No Brasil e nos EUA, esse consenso é impossível. Temas de ambiente e aquecimento global foram colocados no escaninho da esquerda. Viraram não-assunto para a direita. Do mesmo modo, limitar a imigração é tema ignorado pela esquerda, apesar de ser demanda legítima de parte da população.
O candidato democrata, Joe Biden, pode não alimentar o ódio na sua campanha, mas ele quase não precisa disso, pois boa parte do país já tem tanta raiva de Trump e só a presença do presidente nas eleições já basta. “E é muito provável que grupos democratas explorem essa raiva.”
Ainda que a raiva possa ajudar os democratas nas eleições, ela é um risco à democracia, diz Webster. “Quanto mais os EUA ficarem polarizados, mais difícil se tornará manter a democracia. A democracia requer confiança, fazer concessões, um equilíbrio delicado, cada vez mais raro.”

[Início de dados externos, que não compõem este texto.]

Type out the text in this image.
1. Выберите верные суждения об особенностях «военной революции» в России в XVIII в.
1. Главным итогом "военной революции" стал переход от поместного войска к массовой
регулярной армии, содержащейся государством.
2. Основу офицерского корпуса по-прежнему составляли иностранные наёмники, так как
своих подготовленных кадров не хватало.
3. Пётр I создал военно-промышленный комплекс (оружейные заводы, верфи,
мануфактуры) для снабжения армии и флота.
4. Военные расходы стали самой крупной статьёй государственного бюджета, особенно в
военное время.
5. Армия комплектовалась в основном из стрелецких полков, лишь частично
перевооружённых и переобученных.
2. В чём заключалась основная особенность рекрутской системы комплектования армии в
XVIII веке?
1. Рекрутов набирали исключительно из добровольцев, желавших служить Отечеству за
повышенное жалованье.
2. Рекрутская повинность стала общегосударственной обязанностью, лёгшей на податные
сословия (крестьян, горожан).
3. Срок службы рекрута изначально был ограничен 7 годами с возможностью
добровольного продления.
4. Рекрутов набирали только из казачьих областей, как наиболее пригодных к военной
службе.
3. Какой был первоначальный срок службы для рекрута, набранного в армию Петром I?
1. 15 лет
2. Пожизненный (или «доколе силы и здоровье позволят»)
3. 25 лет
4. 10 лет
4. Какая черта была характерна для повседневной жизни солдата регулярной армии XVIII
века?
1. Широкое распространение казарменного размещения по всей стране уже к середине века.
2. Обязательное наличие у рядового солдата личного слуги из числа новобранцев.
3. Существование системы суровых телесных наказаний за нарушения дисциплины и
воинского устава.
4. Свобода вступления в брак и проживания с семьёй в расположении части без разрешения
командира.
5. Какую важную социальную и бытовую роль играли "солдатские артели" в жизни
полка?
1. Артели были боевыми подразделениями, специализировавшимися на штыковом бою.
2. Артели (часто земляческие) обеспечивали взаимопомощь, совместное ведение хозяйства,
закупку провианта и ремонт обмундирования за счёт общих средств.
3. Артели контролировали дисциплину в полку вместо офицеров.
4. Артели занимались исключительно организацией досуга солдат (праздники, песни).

Há saída para essa epidemia de ódio? “Espero, mas sou pessimista”, diz Webster. “Acho que será preciso algo grande e que afete todo o país para fazer as pessoas deixarem de lado a sua natureza partidária. Há evidência de que, quando algo as fazem se enxergar como americanos, e não democratas ou republicanos, isso reduz a hostilidade. Foi o que ocorreu no 11 de Setembro. A confiança no governo aumentou, o presidente George W. Bush teve a sua maior aprovação e muita gente trabalhou junto para um objetivo comum. É difícil saber se isso é factível sem que algo terrível aconteça. E ninguém deseja um ataque terrorista.”
Ele recomenda conter a raiva. “Uma dose de raiva é bom, pois eleva a participação na politica. Precisamos de uma quantidade saudável de raiva, não demais”.